AAAI2025
SWIFT: A Scalable Lightweight Infrastructure for Fine-Tuning
Yuze Zhao, Jintao Huang, Jinghan Hu, Xingjun Wang, Yunlin Mao, Daoze Zhang, Zeyinzi Jiang, Zhikai Wu, Baole Ai, Ang Wang, Wenmeng Zhou, Yingda Chen
281 citations
Abstract
Recent development in Large Language Models (LLMs) and Multimodal Large Language Models (MLLMs) have leveraged Attentionbased Transformer architectures and achieved superior performance and generalization capabilities. They have since covered extensive areas of traditional learning tasks. For instance, text-based tasks such as text classification and sequence labeling, as well as multi-modal tasks like Visual Question Answering (VQA) and Optical Character Recognition (OCR), which were previously addressed using different models, can now be tackled based on one foundation model. Consequently, the training and lightweight fine-tuning of LLMs and MLLMs, especially those based on the Transformer architecture, have become particularly important. In recognition of these overwhelming needs, we develop SWIFT, a customizable one-stop infrastructure for large models.
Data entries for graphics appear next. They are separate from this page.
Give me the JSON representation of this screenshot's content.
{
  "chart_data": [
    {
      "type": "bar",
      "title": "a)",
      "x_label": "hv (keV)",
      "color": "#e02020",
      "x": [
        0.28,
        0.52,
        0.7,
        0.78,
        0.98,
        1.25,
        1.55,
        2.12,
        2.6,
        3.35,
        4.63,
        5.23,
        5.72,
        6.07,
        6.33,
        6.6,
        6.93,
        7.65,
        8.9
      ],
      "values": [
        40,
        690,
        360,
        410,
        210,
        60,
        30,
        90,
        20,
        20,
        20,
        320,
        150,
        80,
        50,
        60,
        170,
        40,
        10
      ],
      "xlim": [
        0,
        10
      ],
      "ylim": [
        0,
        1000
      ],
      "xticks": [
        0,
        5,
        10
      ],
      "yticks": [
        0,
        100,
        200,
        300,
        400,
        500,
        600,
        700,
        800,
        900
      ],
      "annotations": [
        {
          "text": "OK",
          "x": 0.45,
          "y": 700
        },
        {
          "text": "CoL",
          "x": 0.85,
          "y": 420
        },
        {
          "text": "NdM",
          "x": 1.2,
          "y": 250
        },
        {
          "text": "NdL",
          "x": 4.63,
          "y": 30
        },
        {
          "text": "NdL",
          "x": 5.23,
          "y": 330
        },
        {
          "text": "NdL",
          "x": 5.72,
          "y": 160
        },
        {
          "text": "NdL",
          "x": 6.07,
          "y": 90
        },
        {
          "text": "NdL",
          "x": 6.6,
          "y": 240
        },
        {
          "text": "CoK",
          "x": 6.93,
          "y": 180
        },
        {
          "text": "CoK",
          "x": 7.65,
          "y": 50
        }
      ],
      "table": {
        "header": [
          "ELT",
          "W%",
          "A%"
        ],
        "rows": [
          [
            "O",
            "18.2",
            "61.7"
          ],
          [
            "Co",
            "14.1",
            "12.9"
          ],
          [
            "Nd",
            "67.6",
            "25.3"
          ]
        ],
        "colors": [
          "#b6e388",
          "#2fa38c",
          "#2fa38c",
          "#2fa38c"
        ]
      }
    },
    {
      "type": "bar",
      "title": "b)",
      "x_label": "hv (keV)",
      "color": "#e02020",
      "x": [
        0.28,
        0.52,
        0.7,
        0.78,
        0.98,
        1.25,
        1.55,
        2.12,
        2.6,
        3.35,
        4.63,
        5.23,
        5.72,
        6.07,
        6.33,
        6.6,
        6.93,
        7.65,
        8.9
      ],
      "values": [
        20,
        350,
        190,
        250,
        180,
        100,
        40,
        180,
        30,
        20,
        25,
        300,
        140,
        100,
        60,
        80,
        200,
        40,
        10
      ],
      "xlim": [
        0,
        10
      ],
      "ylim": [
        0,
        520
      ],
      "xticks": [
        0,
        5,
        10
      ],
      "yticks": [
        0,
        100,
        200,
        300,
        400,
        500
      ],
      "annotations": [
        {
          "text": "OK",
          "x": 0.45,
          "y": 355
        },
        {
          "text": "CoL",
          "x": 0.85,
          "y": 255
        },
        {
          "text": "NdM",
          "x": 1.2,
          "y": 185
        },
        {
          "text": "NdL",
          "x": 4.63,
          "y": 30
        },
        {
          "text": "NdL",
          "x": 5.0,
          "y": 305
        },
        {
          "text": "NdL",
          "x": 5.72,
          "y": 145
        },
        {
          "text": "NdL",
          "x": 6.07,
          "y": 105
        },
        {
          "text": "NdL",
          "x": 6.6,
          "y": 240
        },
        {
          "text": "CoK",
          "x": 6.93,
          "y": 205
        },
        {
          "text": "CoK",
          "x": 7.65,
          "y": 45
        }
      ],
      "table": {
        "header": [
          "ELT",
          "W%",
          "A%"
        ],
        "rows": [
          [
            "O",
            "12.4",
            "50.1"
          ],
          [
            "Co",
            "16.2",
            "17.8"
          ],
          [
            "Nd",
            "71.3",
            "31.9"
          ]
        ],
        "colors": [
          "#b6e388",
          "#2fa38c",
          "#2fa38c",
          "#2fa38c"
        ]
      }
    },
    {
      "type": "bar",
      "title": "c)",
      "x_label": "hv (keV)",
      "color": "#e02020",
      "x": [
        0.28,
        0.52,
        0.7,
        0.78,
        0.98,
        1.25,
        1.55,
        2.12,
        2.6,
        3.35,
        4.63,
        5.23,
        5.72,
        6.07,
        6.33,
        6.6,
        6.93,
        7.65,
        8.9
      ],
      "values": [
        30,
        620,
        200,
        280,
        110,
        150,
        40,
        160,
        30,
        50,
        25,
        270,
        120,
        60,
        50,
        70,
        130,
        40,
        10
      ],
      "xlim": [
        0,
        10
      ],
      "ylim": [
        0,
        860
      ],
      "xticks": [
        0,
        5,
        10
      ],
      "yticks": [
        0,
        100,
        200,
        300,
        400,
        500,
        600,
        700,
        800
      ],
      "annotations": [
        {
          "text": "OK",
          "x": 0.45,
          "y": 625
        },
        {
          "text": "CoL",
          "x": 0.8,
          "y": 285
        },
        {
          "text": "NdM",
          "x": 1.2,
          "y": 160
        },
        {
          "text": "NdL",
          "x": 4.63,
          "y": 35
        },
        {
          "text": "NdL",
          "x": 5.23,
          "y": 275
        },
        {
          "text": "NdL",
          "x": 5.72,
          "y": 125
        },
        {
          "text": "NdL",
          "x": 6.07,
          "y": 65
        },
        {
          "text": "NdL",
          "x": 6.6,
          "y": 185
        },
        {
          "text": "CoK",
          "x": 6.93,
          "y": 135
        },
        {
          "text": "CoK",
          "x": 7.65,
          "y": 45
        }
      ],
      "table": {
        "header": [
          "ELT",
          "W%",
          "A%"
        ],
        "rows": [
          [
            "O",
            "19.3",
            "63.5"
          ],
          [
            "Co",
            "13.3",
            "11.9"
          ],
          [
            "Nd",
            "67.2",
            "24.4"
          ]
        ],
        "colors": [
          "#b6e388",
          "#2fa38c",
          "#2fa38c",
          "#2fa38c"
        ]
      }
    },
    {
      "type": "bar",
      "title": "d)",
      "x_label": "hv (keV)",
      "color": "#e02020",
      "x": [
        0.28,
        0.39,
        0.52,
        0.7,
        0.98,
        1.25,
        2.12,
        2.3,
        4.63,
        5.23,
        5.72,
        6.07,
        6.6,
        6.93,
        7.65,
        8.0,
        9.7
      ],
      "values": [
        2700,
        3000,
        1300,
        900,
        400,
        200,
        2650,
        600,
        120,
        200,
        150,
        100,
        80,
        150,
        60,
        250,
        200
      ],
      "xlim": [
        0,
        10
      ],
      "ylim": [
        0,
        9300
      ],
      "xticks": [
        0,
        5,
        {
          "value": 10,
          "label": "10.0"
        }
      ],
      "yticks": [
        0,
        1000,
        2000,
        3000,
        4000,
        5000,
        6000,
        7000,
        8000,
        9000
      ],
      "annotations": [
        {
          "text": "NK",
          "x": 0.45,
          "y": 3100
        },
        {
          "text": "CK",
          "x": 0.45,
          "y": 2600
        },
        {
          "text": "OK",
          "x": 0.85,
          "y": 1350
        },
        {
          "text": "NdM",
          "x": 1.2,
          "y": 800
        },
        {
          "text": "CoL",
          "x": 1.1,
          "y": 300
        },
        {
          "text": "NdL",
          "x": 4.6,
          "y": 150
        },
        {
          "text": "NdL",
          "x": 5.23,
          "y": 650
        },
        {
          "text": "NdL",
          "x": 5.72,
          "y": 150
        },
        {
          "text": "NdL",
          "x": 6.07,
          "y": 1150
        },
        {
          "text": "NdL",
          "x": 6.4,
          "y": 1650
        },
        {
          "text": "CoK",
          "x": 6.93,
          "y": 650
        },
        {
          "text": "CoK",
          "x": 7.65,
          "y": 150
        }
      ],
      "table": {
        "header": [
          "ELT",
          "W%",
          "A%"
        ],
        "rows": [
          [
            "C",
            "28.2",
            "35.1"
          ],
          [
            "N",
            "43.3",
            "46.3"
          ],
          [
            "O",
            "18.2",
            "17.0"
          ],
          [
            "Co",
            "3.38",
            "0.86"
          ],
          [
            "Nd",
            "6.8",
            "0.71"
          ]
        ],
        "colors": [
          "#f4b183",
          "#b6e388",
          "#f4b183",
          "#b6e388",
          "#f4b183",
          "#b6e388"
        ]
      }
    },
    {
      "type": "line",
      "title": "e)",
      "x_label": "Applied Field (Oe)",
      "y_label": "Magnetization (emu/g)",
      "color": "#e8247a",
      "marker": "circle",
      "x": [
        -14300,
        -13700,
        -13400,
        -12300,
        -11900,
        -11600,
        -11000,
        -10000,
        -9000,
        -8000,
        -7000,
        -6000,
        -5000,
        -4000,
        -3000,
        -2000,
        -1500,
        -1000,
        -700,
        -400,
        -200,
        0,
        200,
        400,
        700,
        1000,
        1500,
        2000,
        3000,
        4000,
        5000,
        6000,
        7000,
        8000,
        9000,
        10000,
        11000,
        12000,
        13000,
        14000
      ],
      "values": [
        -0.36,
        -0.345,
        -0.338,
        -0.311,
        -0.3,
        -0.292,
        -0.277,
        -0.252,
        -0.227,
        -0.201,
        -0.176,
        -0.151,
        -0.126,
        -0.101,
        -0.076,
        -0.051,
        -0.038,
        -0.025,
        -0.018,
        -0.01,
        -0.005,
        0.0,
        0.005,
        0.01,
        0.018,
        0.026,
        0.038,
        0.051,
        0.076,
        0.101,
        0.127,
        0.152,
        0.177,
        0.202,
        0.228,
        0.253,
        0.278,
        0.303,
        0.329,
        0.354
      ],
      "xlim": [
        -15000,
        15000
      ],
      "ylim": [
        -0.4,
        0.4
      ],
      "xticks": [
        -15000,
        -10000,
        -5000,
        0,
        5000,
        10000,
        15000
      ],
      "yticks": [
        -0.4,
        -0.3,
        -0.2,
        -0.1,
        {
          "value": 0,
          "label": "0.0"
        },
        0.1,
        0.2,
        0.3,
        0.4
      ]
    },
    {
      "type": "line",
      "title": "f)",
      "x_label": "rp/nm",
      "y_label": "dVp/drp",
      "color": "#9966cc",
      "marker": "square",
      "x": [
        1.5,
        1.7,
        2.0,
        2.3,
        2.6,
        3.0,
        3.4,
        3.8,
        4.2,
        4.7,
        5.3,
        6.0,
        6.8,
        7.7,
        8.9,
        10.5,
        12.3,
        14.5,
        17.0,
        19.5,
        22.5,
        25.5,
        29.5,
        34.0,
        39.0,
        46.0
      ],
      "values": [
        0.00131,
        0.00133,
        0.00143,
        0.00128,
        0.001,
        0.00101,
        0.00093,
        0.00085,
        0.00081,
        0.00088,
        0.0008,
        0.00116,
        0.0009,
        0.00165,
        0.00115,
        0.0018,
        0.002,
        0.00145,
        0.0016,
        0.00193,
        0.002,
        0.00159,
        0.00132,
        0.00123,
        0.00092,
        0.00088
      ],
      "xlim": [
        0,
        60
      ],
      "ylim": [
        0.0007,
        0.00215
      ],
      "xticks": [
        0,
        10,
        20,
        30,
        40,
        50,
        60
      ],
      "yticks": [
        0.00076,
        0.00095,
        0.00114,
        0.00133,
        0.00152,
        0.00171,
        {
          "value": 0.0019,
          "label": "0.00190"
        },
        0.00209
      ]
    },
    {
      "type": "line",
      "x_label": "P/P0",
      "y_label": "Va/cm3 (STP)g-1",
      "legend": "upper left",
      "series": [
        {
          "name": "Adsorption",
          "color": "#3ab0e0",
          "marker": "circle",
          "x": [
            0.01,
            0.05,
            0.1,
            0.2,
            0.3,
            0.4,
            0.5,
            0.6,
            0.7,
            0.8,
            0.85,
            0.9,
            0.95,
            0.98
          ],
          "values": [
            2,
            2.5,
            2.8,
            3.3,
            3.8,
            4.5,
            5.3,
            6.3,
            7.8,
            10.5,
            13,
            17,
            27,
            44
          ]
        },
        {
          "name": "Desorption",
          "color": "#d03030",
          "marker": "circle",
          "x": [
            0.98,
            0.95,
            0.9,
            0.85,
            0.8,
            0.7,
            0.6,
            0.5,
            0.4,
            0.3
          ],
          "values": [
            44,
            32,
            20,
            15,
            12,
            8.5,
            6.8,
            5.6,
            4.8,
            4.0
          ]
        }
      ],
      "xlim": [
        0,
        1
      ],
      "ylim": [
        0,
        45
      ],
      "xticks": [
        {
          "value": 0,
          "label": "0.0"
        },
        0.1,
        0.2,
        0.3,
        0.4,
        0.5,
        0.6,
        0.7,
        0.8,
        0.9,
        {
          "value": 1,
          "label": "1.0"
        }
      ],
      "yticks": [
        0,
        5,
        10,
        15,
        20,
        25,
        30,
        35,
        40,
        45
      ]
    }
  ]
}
With support of more than 550+ LLMs, 200+ MLLMs, and almost 200 Megatron models, SWIFT stands as the open-source framework that provides the most comprehensive support for fine-tuning large models. In particular, it is the first training framework that provides systematic support for MLLMs. In addition to the core functionalities of fine-tuning, SWIFT also integrates post-training processes such as inference, evaluation, and model quantization, to facilitate fast adoption of large models in various application scenarios. With a systematic integration of various training techniques, SWIFT offers helpful utilities, such as benchmark comparisons among different training techniques for large models. For fine-tuning models specialized in agent framework, we show that notable improvements on the Tool-Bench leaderboard can be achieved by training with customized datasets on SWIFT, with an increase of 5.2%-21.8% in the Act.EM metric over various baseline models, a reduction in hallucination by 1.6%-14.1%, and an average performance improvement of 8%-17%.